One of the things that often strikes us, after someone’s death, is that we have to make a shift in how we speak of that person. It suddenly becomes an error to say “he loves popcorn.” Indpendent of the subject’s history of affinity for popcorn, there is that crossover point between loving popcorn, and having loved popcorn. Survivors undergo a transition where they find themselves using the wrong tense, and self-correcting. The realization that we have erred nags at our minds like the red ink marks of a high school English teacher urging consistency in an essay.
Then there is the loss of conjunction. For years, you go to visit Grammy and Grampa.
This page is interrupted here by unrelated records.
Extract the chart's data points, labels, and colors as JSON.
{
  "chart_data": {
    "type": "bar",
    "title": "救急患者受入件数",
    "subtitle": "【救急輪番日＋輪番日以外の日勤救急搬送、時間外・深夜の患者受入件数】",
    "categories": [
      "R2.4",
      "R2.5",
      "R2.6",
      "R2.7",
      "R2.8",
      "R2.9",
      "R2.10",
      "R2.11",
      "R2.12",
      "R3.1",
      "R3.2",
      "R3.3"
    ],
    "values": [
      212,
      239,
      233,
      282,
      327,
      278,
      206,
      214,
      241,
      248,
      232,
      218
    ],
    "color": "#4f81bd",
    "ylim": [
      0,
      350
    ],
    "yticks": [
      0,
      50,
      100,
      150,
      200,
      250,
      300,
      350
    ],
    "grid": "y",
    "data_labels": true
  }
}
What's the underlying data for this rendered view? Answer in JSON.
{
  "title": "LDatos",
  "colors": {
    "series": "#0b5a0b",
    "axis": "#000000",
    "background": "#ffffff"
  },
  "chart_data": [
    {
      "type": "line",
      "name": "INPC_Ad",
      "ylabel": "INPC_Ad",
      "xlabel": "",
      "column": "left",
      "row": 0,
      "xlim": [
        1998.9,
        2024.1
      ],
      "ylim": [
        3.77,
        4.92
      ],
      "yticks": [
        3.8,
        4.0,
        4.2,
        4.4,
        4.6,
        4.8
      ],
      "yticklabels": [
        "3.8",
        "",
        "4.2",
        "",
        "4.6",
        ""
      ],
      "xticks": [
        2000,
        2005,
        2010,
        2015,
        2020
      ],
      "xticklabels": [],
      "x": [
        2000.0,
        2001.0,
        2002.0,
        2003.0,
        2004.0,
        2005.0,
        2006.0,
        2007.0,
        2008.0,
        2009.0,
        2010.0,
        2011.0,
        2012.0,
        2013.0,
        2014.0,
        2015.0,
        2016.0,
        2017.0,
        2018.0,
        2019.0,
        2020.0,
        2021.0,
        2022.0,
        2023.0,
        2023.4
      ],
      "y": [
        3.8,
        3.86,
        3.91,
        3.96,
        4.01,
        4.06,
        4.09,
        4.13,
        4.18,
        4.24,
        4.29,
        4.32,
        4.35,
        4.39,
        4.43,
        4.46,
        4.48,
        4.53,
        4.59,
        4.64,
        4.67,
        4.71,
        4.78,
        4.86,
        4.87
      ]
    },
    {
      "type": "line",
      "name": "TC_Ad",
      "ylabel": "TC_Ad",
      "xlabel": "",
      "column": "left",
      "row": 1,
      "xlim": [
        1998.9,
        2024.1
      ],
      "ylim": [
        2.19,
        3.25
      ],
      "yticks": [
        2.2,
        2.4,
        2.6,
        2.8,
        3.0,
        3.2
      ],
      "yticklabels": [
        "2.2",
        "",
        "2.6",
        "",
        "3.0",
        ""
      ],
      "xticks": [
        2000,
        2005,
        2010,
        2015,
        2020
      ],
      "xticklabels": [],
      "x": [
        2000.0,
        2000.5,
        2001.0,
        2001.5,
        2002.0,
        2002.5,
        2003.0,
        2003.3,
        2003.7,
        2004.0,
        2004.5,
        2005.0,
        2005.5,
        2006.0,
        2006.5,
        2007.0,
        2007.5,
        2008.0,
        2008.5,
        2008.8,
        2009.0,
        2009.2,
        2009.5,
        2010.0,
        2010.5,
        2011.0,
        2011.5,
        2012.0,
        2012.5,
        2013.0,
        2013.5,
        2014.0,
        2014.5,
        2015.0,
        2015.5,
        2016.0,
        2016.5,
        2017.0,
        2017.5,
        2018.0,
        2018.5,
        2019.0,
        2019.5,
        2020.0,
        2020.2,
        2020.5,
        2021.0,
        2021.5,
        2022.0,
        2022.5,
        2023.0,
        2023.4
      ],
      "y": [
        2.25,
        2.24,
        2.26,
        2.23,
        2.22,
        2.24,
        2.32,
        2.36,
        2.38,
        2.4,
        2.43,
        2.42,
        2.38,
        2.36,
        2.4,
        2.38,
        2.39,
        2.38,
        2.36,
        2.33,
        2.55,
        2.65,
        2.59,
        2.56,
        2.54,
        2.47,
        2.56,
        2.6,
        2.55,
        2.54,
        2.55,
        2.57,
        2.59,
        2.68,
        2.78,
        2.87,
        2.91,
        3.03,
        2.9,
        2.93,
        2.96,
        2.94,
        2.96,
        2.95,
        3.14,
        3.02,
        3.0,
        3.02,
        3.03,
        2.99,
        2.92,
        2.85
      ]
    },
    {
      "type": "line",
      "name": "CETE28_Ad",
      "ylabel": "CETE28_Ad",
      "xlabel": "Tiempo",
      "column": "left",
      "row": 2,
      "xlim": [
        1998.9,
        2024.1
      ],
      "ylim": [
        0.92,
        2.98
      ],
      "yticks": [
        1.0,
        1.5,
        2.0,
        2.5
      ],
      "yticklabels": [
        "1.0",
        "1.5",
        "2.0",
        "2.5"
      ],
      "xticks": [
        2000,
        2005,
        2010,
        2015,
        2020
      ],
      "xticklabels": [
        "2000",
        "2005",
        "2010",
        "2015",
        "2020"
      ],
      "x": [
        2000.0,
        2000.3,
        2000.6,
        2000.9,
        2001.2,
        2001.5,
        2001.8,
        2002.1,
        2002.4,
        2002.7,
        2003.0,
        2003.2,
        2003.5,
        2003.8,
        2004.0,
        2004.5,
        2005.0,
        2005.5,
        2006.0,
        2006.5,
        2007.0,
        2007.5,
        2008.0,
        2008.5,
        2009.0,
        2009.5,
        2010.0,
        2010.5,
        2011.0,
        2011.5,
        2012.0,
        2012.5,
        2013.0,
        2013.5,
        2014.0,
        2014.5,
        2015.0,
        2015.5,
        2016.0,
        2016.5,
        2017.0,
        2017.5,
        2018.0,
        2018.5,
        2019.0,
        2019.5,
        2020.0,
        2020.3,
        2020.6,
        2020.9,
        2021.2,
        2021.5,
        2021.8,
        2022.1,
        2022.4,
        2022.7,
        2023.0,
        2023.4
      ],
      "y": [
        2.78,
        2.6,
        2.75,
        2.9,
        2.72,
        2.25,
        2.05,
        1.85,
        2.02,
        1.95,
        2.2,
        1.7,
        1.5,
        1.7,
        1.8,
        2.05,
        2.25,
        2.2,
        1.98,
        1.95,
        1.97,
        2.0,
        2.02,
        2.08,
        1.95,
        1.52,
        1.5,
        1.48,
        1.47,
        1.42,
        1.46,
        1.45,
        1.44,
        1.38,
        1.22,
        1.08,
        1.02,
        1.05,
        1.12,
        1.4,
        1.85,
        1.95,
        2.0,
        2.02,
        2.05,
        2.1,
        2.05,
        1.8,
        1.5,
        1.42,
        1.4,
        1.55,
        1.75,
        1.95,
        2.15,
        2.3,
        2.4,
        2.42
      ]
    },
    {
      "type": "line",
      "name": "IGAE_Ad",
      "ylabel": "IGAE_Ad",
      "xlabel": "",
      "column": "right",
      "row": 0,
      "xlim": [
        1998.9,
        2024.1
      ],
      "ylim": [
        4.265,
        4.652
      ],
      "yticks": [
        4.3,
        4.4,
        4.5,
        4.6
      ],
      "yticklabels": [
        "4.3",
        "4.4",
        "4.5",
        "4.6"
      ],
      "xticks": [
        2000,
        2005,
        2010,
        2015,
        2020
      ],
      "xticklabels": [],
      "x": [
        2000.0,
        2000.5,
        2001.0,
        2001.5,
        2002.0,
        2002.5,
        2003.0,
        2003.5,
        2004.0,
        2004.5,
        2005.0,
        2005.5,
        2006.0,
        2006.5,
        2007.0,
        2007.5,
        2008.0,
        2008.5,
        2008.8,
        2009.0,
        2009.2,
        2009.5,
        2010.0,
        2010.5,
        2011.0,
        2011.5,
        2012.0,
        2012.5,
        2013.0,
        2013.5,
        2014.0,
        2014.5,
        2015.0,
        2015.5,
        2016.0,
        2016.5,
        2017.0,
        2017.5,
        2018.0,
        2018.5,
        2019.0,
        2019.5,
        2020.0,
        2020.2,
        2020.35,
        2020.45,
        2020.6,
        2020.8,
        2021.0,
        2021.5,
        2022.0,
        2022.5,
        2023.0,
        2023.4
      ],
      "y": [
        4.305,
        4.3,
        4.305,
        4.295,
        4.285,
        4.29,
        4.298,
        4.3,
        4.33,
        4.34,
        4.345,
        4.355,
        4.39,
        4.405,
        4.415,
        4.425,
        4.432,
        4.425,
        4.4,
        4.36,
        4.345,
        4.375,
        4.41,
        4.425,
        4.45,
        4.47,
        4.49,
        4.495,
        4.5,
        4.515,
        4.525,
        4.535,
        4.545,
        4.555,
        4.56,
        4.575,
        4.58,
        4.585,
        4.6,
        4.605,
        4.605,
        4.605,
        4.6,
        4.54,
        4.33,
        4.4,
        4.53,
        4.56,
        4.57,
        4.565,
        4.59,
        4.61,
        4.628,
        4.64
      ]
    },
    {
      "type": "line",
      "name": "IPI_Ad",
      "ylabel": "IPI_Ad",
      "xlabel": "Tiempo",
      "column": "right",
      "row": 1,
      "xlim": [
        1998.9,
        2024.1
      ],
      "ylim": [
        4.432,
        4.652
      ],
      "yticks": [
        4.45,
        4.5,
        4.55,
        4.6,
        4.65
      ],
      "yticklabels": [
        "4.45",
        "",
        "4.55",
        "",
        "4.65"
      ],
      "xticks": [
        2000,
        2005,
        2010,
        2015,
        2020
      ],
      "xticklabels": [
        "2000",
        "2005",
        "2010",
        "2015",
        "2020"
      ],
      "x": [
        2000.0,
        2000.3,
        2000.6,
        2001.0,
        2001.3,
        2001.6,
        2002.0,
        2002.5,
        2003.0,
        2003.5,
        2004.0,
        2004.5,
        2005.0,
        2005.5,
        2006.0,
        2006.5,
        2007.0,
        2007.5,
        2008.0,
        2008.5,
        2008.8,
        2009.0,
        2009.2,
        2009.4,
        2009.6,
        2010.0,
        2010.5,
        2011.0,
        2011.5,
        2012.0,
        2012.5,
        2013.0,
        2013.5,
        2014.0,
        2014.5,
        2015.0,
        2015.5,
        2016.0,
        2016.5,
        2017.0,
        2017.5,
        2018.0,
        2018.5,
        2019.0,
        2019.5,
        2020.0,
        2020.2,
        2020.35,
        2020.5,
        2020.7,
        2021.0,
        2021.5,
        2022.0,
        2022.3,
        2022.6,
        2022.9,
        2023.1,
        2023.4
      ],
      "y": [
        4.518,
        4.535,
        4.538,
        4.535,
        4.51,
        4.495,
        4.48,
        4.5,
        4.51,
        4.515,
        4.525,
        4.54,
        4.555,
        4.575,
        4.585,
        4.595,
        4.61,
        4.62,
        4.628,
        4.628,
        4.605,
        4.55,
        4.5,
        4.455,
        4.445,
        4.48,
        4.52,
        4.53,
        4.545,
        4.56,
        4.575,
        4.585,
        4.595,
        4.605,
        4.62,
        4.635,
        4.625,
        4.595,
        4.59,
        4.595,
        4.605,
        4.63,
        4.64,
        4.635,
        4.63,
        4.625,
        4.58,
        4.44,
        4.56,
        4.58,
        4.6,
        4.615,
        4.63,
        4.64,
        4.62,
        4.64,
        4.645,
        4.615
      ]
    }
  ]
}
The conjunction and serves to join two noun phrases [Grammy]NP and [Grampa]NP into a single noun phrase. That noun phrase can then serve in a variety of grammatical functions: subject, with nominative case ([Grammy and Grampa]NP called), or various object positions, with accusative (Let’s visit [Grammy and Grampa]NP), or genitive case (We need to remember to bring that book to [Grammy and Grampa]NP‘s house.) With the absence of one referent, the conjoined noun phrase loses both the conjunction and the second noun phrase. It is a simplification of structure that belies the complicated nature of the end of almost 6 decades of married life, a conjunction of law and love and life together that are only hinted at by the word and.
With this loss of the conjunction, too, comes a shift from the plural to the singular, which of course brings its own implications for subject-verb agreement. In the present tense, English requires a different verb inflection for most third person singular subjects than for plural ones. Grammy and Grampa love it when we visit must change to Grammy loves it when we visit, with the inflectional affix -s added to the verb to reflect that singularity. This, of course, reminds us once more that there is only one of the two members of that former conjoined phrase whose actions, affinities and attributes will, by and large, be discussed using the present tense.
We mustn’t forget, though, that we can hold onto the present tense, and even the future; A whole host of constructions are available to us by keeping Grampa in object positions. I miss Grampa. It’s okay to be sad about Grampa. We will hold onto Grampa’s memory.
10 thoughts on “The past tense, and other grammatical implications of death”
This is a very strange post and yet I love it. <3
It’s the shift from the plural to the singular that I find to be the most poignant. There is a finality within that shift that is sometimes difficult to deal with. Great thoughts here.
Yes. Complicated and sad. I just made that switch with regard to my friend Dawn, and when I wrote a post about her, I found myself puzzling over tense.
My two semesters of linguistics surfaced in my brain with this post, but it’s my heart that responded to this: “It is a simplification of structure that belies the complicated nature of the end of almost 6 decades of married life, a conjunction of law and love and life together that are only hinted at by the word and.”
Awww, sweetie… *hugs*
Produces a few imperatives as well. as in
‘We must look after Grammie.” ‘I have to pull myself together.’.
Sympathy – dative case.
Oh, I hear you.
Also, I’m sorry about Grampa.
Beautiful post. Linguistics as a way to think about grief… If this is actually specifically about a particular Grampa, I’m very sorry. And in light of yesterday’s tragedy, this post feels very timely.
Lovely. In the case of my grandpa I’ve become accustomed to speaking of him in the past tense, as we had to begin to do that even before he went from is to was: He loved taking walks, he ate ice cream and pie for breakfast, he recognized everyone in his family. But when talking of our cat Tisha, just with Erik, I often continue to use the present tense: Tisha is the best cat, Tisha is smart, he is a good jumper. I will use the past tense in one sentence and the present in the next. Only with Erik, because between us there is the perfect understanding that Tisha is both is and was.